Nós mesmos fizemos duras críticas à política econômica do governo. Nós não pedimos a sua volta pelo lado econômico, para negócios, mas pelas propostas para a qual ela foi reeleita em 2014: o fortalecimento de programas sociais e aumento dos investimentos através de novos empréstimos. Em vez de implementar estas ações no início de seu segundo mandato, a presidenta, no entanto, trouxe uma política de austeridade que serviu para aumentar ainda mais o desemprego e precariedade. Isto gerou grande insatisfação contra o governo. Em 2015, organizamos várias manifestações contra a política econômica e social.
Quais foram, para você, os principais erros dos governos de Lula e Dilma que levaram à situação atual …

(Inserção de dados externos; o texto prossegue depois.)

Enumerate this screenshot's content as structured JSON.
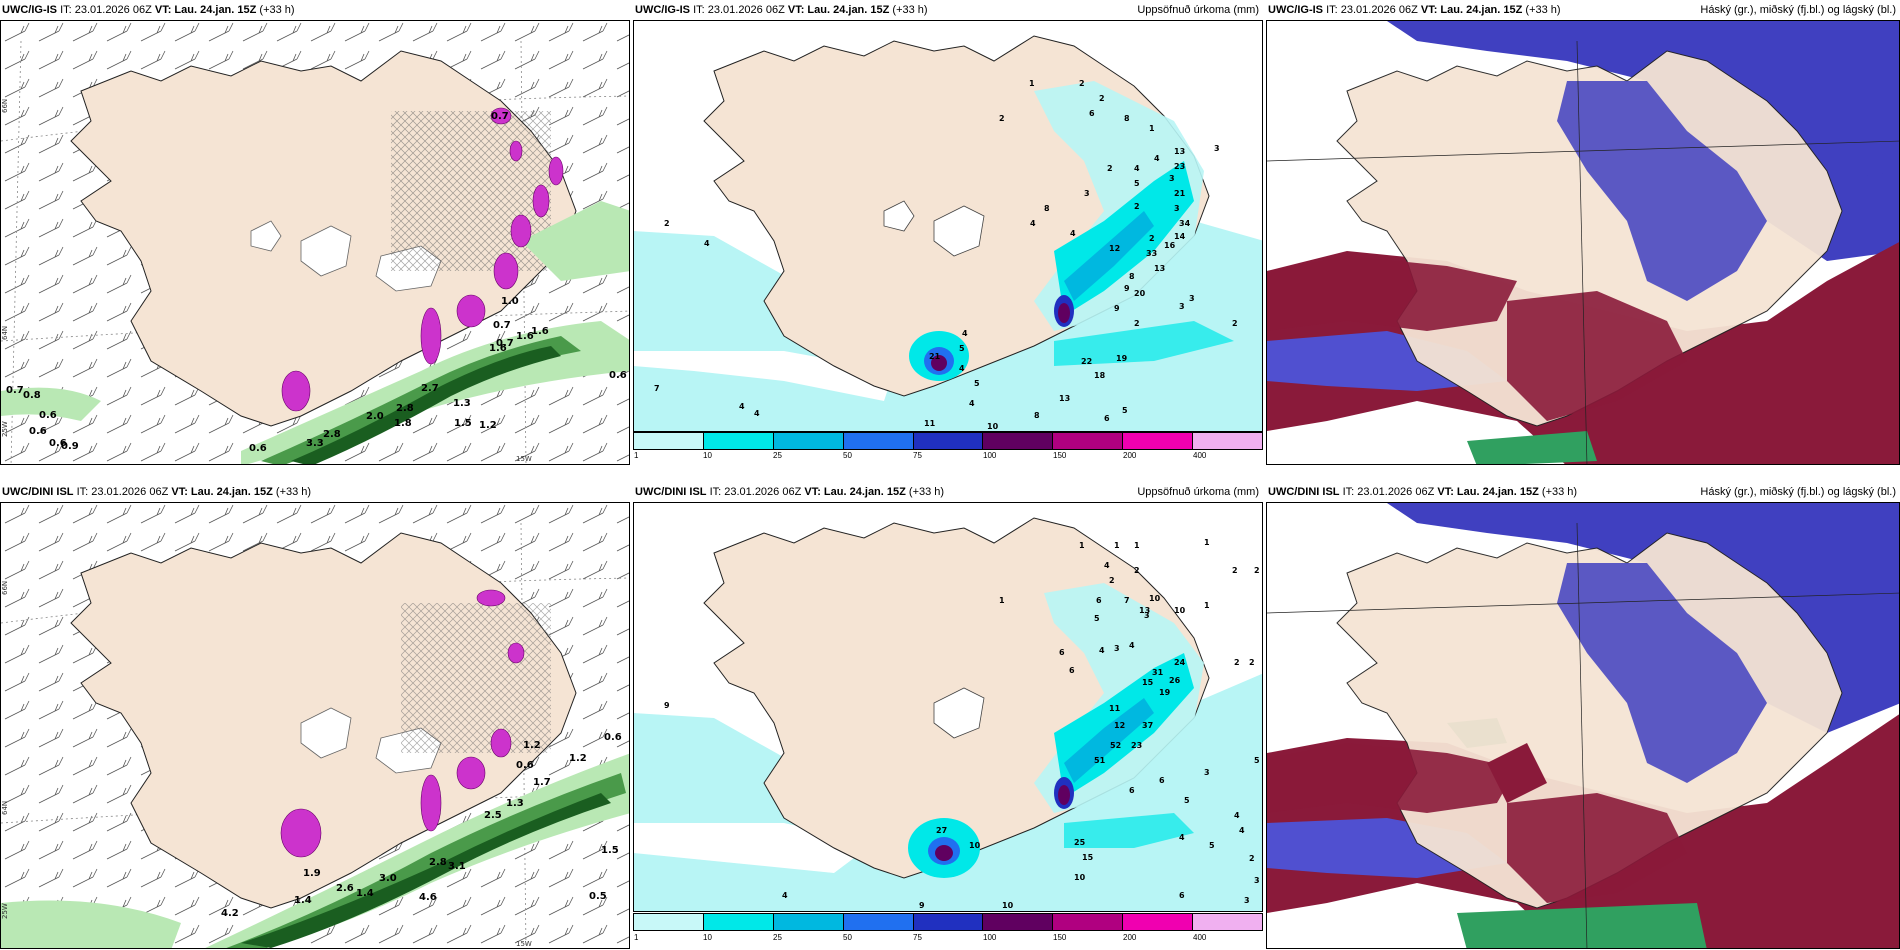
{
  "panels": [
    {
      "model": "UWC/IG-IS",
      "it": "IT: 23.01.2026 06Z",
      "vt_label": "VT:",
      "vt": "Lau. 24.jan. 15Z",
      "lead": "(+33 h)",
      "right": ""
    },
    {
      "model": "UWC/IG-IS",
      "it": "IT: 23.01.2026 06Z",
      "vt_label": "VT:",
      "vt": "Lau. 24.jan. 15Z",
      "lead": "(+33 h)",
      "right": "Uppsöfnuð úrkoma (mm)"
    },
    {
      "model": "UWC/IG-IS",
      "it": "IT: 23.01.2026 06Z",
      "vt_label": "VT:",
      "vt": "Lau. 24.jan. 15Z",
      "lead": "(+33 h)",
      "right": "Háský (gr.), miðský (fj.bl.) og lágský (bl.)"
    },
    {
      "model": "UWC/DINI ISL",
      "it": "IT: 23.01.2026 06Z",
      "vt_label": "VT:",
      "vt": "Lau. 24.jan. 15Z",
      "lead": "(+33 h)",
      "right": ""
    },
    {
      "model": "UWC/DINI ISL",
      "it": "IT: 23.01.2026 06Z",
      "vt_label": "VT:",
      "vt": "Lau. 24.jan. 15Z",
      "lead": "(+33 h)",
      "right": "Uppsöfnuð úrkoma (mm)"
    },
    {
      "model": "UWC/DINI ISL",
      "it": "IT: 23.01.2026 06Z",
      "vt_label": "VT:",
      "vt": "Lau. 24.jan. 15Z",
      "lead": "(+33 h)",
      "right": "Háský (gr.), miðský (fj.bl.) og lágský (bl.)"
    }
  ],
  "axis_labels": {
    "lat66": "66N",
    "lat64": "64N",
    "lat63": "63N",
    "lon25": "25W",
    "lon15": "15W"
  },
  "colors": {
    "land": "#f5e4d4",
    "sea": "#ffffff",
    "precip_light": "#b8f5f5",
    "green_light": "#b9e8b4",
    "green_dark": "#1a5e20",
    "magenta": "#cc33cc",
    "cloud_blue": "#4040c0",
    "cloud_red": "#8a1a3a",
    "cloud_green": "#30a060"
  },
  "precip_scale": {
    "ticks": [
      "1",
      "10",
      "25",
      "50",
      "75",
      "100",
      "150",
      "200",
      "400"
    ],
    "colors": [
      "#c8f8f8",
      "#00e8e8",
      "#00b8e0",
      "#2070f0",
      "#2030c0",
      "#600060",
      "#b00080",
      "#f000b0",
      "#f0b0f0"
    ]
  },
  "wind_labels_top": [
    "0.7",
    "0.7",
    "1.0",
    "0.7",
    "1.6",
    "1.6",
    "1.6",
    "0.6",
    "2.7",
    "1.3",
    "1.8",
    "2.8",
    "2.8",
    "0.7",
    "0.8",
    "0.6",
    "0.6",
    "0.9",
    "0.6",
    "0.6",
    "3.3",
    "1.5",
    "1.2",
    "2.0"
  ],
  "wind_labels_bottom": [
    "1.2",
    "0.6",
    "0.6",
    "1.2",
    "1.7",
    "2.5",
    "1.3",
    "2.8",
    "3.1",
    "3.0",
    "2.6",
    "4.6",
    "4.2",
    "1.4",
    "1.4",
    "0.5",
    "1.5",
    "1.9"
  ],
  "precip_labels_top": [
    "2",
    "1",
    "2",
    "2",
    "6",
    "8",
    "1",
    "3",
    "4",
    "4",
    "3",
    "5",
    "2",
    "2",
    "3",
    "3",
    "13",
    "21",
    "23",
    "8",
    "4",
    "4",
    "2",
    "34",
    "14",
    "12",
    "33",
    "13",
    "8",
    "16",
    "9",
    "20",
    "3",
    "3",
    "2",
    "9",
    "2",
    "22",
    "19",
    "18",
    "13",
    "4",
    "21",
    "2",
    "4",
    "7",
    "4",
    "4",
    "5",
    "8",
    "10",
    "11",
    "5",
    "4",
    "4",
    "6",
    "5"
  ],
  "precip_labels_bottom": [
    "1",
    "1",
    "1",
    "1",
    "2",
    "2",
    "4",
    "2",
    "2",
    "1",
    "6",
    "7",
    "1",
    "5",
    "3",
    "6",
    "6",
    "4",
    "3",
    "4",
    "10",
    "13",
    "10",
    "24",
    "26",
    "19",
    "2",
    "2",
    "15",
    "31",
    "11",
    "37",
    "23",
    "52",
    "51",
    "12",
    "6",
    "6",
    "5",
    "3",
    "3",
    "4",
    "5",
    "4",
    "27",
    "10",
    "25",
    "15",
    "10",
    "9",
    "10",
    "9",
    "4",
    "6",
    "5",
    "3",
    "4",
    "2"
  ]
}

Quando Lula se tornou presidente, ele escolheu suas prioridades: a luta contra a pobreza e a desigualdade social. Esta política teve um sucesso enorme: mais de 30 milhões de pessoas saíram da pobreza extrema. Mas o governo não atrelou isso a uma transformação estrutural do país: ele poderia fazê-lo através de reformas globais do sistema político, judicial e fiscal, bem como a democratização da mídia – que está nas mãos de sete famílias.
Como a crise econômica afetou o país por vários anos?
A política social dos governos Lula e Dilma funcionava com o crescimento. Mas como a economia se estagnou nos últimos anos, o poder de compra diminuiu e a insatisfação foi às alturas. E é aí que o sistema político e de mídia permaneceram intactos, jogando pesado para derrubar o governo e acabar com sua política. A questão da corrupção, que afeta toda a classe política, tem sido habilmente utilizado pelo mais corrupto, para canalizar a raiva contra o governo de Dilma Rousseff, que se nunca foi acusado de corrupção.